An article in the January 26th edition of the Cleveland Plain Dealer once again re-iterates what those who have been following the Ohio Academic Cliff saga already know:
A) The tests and corresponding accountability measures are about to get much tougher, and
B) Results are going to plummet across the State of Ohio
Ohio's low cut scores to achieve a 'proficient' rating on the accountability tests have created a false sense of student performance for consumers of report card data (i..e. educators and parents).
When the shock of the new system takes place, the knee jerk reaction will be to blame teachers and the institution of schools for the performance woes.
What will count is how educators react to this criticism. Planning right now for how to respond, as well as embracing educational practices that leverage student engagement, will help in equipping to survive this day of academic reckoning.
When your car goes into a skid, you know that you should steer in the opposite direction. However, knowing is one thing. Actually doing this when the moment happens in much tougher.
The same will be true when the new tests and accountability system come online.
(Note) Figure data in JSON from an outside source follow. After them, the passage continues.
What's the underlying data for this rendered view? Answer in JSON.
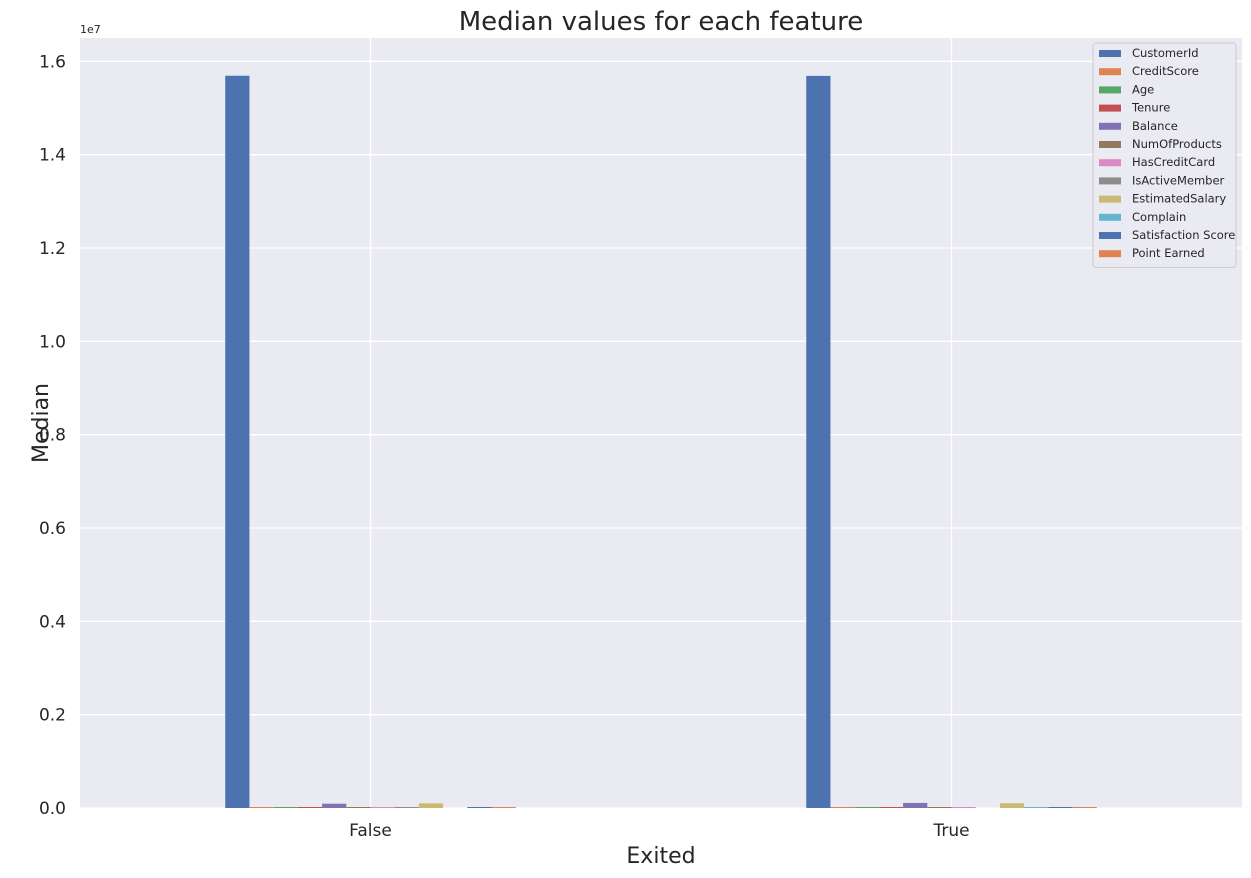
{
  "chart_data": {
    "type": "bar",
    "title": "Median values for each feature",
    "xlabel": "Exited",
    "ylabel": "Median",
    "y_offset_label": "1e7",
    "ylim": [
      0,
      16500000
    ],
    "yticks": [
      0,
      2000000,
      4000000,
      6000000,
      8000000,
      10000000,
      12000000,
      14000000,
      16000000
    ],
    "ytick_labels": [
      "0.0",
      "0.2",
      "0.4",
      "0.6",
      "0.8",
      "1.0",
      "1.2",
      "1.4",
      "1.6"
    ],
    "categories": [
      "False",
      "True"
    ],
    "grid": true,
    "legend_position": "top-right",
    "series": [
      {
        "name": "CustomerId",
        "color": "#4c72b0",
        "values": [
          15691000,
          15688000
        ]
      },
      {
        "name": "CreditScore",
        "color": "#dd8452",
        "values": [
          653,
          646
        ]
      },
      {
        "name": "Age",
        "color": "#55a868",
        "values": [
          36,
          45
        ]
      },
      {
        "name": "Tenure",
        "color": "#c44e52",
        "values": [
          5,
          5
        ]
      },
      {
        "name": "Balance",
        "color": "#8172b3",
        "values": [
          92000,
          109000
        ]
      },
      {
        "name": "NumOfProducts",
        "color": "#937860",
        "values": [
          2,
          1
        ]
      },
      {
        "name": "HasCreditCard",
        "color": "#da8bc3",
        "values": [
          1,
          1
        ]
      },
      {
        "name": "IsActiveMember",
        "color": "#8c8c8c",
        "values": [
          1,
          0
        ]
      },
      {
        "name": "EstimatedSalary",
        "color": "#ccb974",
        "values": [
          99600,
          102500
        ]
      },
      {
        "name": "Complain",
        "color": "#64b5cd",
        "values": [
          0,
          1
        ]
      },
      {
        "name": "Satisfaction Score",
        "color": "#4c72b0",
        "values": [
          3,
          3
        ]
      },
      {
        "name": "Point Earned",
        "color": "#dd8452",
        "values": [
          603,
          610
        ]
      }
    ]
  }
}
We know that creating authentic, engaging experiences in the classroom (ones where students have multiple options and pathways for demonstrating mastery) will best position students to perform at high levels on whatever accountability test they take (what I like to refer to as teaching in spite of the accountability system).
The difficulty is that while we know this, the firestorm of criticism that will rain down from the sky on schools will make educators want to turn the steering wheel in the wrong direction (i.e. more test prep, more drill and kill, more whole class standardization, more 'experiences' designed to mirror the 'tests' that drain the life out of education.)
The good news is that we know what is coming, and we have time to prepare for our response. Teaching 'in spite of' and not doubling down on the flawed test prep strategy of the past twenty years will take immense professional courage.
Keep this in mind as you ponder these two options: As choice in education becomes more of a reality every day, students will increasingly have options as to where they want to spend their educational time. Given the choice between a classroom where prepping for the test is the focus or engaging in authentic activities is the focus, which do you think they'll choose?
At the end of the day it is always about so much more than test scores.
Don't let the current accountability climate prevent you from teaching in ways that will allow your students to flourish in an economic climate that demands creative thinkers who are capable of producing original, creative content in the post-industrial world.